Watson's victory at Augusta National on Sunday silenced, for a while, the talk of mechanics, golfing "gurus", the obsession over Tiger Woods and showed that a grown-up kid who loves the game and plays on instinct can still succeed.
"My caddie has always called it Bubba golf. I just play the game, the game that I love," he said. "Truthfully, it's like Seve Ballesteros played. He hit shots that were unbelievable. Phil Mickelson hits the shot, he goes for it".
The 33-year-old from Florida's panhandle, whose only golfing instruction came from his father, beat South African Louis Oosthuizen in a playoff at Augusta National on Sunday to take his place in the illustrous list of green jacket owners.
Left-hander Watson birdied four holes in a row on the back nine to push himself into the playoff and on the second extra hole drove into the trees before recovering with a magnificent hook shot to the green.
It was a gamble that was classic Watson and which illustrated perfectly his approach to the game.
"The first time I ever worked with my caddie, six years ago, I told him, 'If I have a swing, I've got a shot'. So I'm used to the woods. I'm used to the rough," Watson recalled.
"And we were walking down here and I said, 'We were here already. We hit it close here already today', because I was in those trees.
"I got there. I saw it was a perfect draw, a perfect hook. And he said, 'If you've got a swing, you've got a shot'."
Watson broke down in tears on the green after his victory and that too was no surprise - he has always worn his heart on his sleeve.
At times over the years Watson's emotions have got the better of him as he over-reacted to disappointments, let nerves get out of control and failed to find the mental strength needed to succeed.
"A few years ago, I was living the wrong way," he admitted. "Every golf shot was controlling how mad I got, how I was on the golf course.
"But off the golf course, outside the ropes, as soon as I signed my scorecard, I didn't care if I shot 90 or 60, I was the fun, goofing-around little kid, joking around with everybody.
"But on the golf course...I was so wrapped up in what everybody else was doing. Why is he beating me? why is this? why is that? Why can't I make putts? Why can't I make the cut?"
Watson said his wife, a former professional basketball player, his close friends and his caddie Ted Scott had all played a role in changing his attitude.
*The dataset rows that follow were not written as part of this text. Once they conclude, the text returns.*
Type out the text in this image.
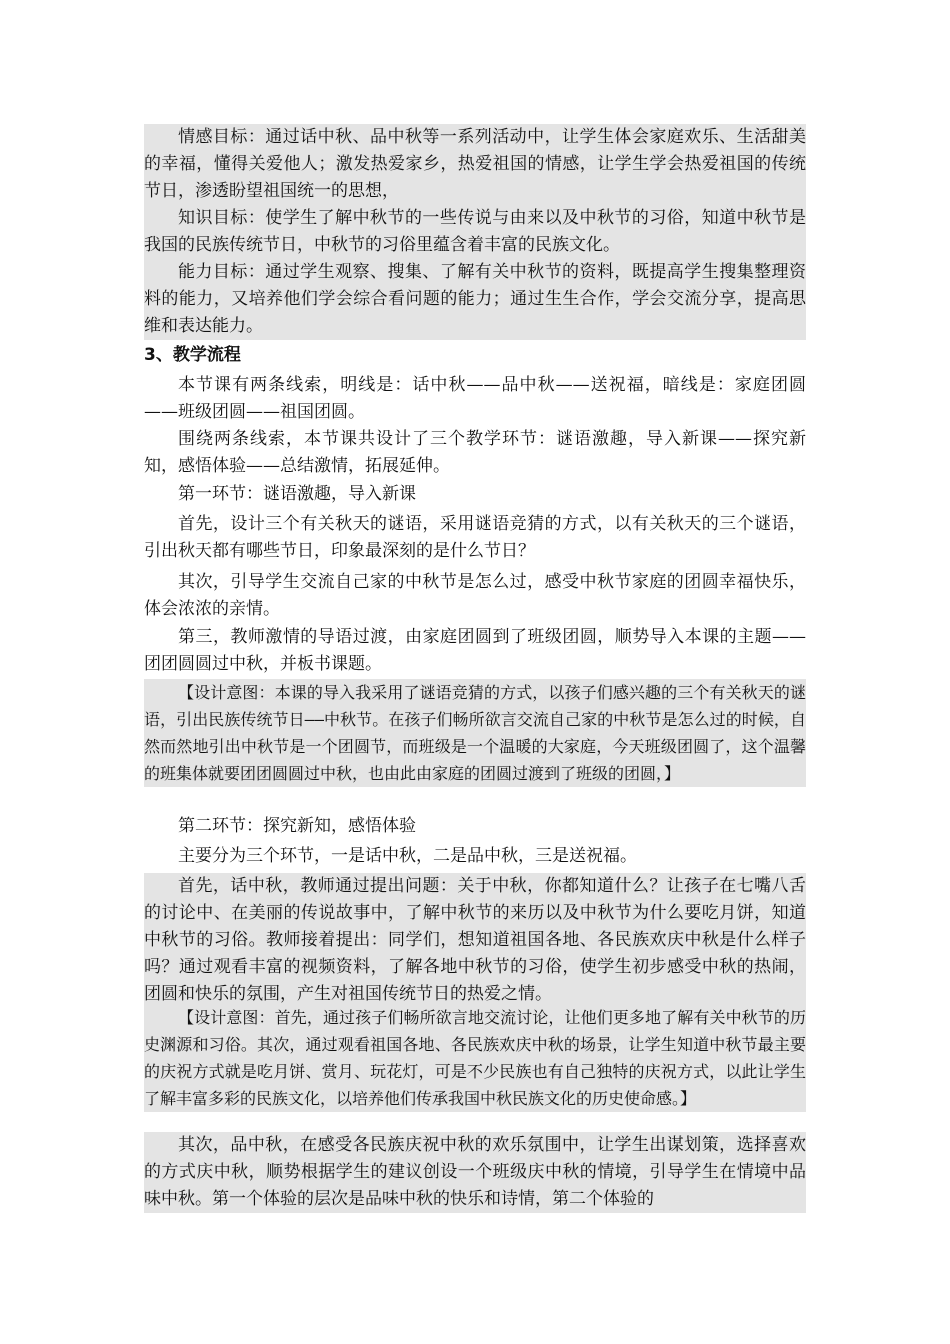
情感目标：通过话中秋、品中秋等一系列活动中，让学生体会家庭欢乐、生活甜美的幸福，懂得关爱他人；激发热爱家乡，热爱祖国的情感，让学生学会热爱祖国的传统节日，渗透盼望祖国统一的思想，

知识目标：使学生了解中秋节的一些传说与由来以及中秋节的习俗，知道中秋节是我国的民族传统节日，中秋节的习俗里蕴含着丰富的民族文化。

能力目标：通过学生观察、搜集、了解有关中秋节的资料，既提高学生搜集整理资料的能力，又培养他们学会综合看问题的能力；通过生生合作，学会交流分享，提高思维和表达能力。

3、教学流程

本节课有两条线索，明线是：话中秋——品中秋——送祝福，暗线是：家庭团圆——班级团圆——祖国团圆。

围绕两条线索，本节课共设计了三个教学环节：谜语激趣，导入新课——探究新知，感悟体验——总结激情，拓展延伸。

第一环节：谜语激趣，导入新课

首先，设计三个有关秋天的谜语，采用谜语竞猜的方式，以有关秋天的三个谜语，引出秋天都有哪些节日，印象最深刻的是什么节日？

其次，引导学生交流自己家的中秋节是怎么过，感受中秋节家庭的团圆幸福快乐，体会浓浓的亲情。

第三，教师激情的导语过渡，由家庭团圆到了班级团圆，顺势导入本课的主题——团团圆圆过中秋，并板书课题。

【设计意图：本课的导入我采用了谜语竞猜的方式，以孩子们感兴趣的三个有关秋天的谜语，引出民族传统节日——中秋节。在孩子们畅所欲言交流自己家的中秋节是怎么过的时候，自然而然地引出中秋节是一个团圆节，而班级是一个温暖的大家庭，今天班级团圆了，这个温馨的班集体就要团团圆圆过中秋，也由此由家庭的团圆过渡到了班级的团圆，】

第二环节：探究新知，感悟体验

主要分为三个环节，一是话中秋，二是品中秋，三是送祝福。

首先，话中秋，教师通过提出问题：关于中秋，你都知道什么？让孩子在七嘴八舌的讨论中、在美丽的传说故事中，了解中秋节的来历以及中秋节为什么要吃月饼，知道中秋节的习俗。教师接着提出：同学们，想知道祖国各地、各民族欢庆中秋是什么样子吗？通过观看丰富的视频资料，了解各地中秋节的习俗，使学生初步感受中秋的热闹，团圆和快乐的氛围，产生对祖国传统节日的热爱之情。

【设计意图：首先，通过孩子们畅所欲言地交流讨论，让他们更多地了解有关中秋节的历史渊源和习俗。其次，通过观看祖国各地、各民族欢庆中秋的场景，让学生知道中秋节最主要的庆祝方式就是吃月饼、赏月、玩花灯，可是不少民族也有自己独特的庆祝方式，以此让学生了解丰富多彩的民族文化，以培养他们传承我国中秋民族文化的历史使命感。】

其次，品中秋，在感受各民族庆祝中秋的欢乐氛围中，让学生出谋划策，选择喜欢的方式庆中秋，顺势根据学生的建议创设一个班级庆中秋的情境，引导学生在情境中品味中秋。第一个体验的层次是品味中秋的快乐和诗情，第二个体验的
"My caddie said that he was going to walk away from me, even though he knew I was a good player and he knew that he could make some money off of me," he said. "He said he was going to walk away because he didn't want to see a good friend go through that struggle.
"It hit home. It's a slow process. I've been working hard and this year it's gotten better.
Last year was a little better and this year is better, and hopefully the years to come it gets better and better."
In winning the Masters, Watson has shown he has conquered those demons but he insisted that the fame that will inevitably follow would not change him.
"I don't play the game for fame," he said. "I don't try to win tournaments for fame. I don't do any of that. It's just me. I'm just Bubba. I goof around. I joke around.
"I'm not ready for fame. I don't really want to be famous or anything like that. I just want to be me and play golf."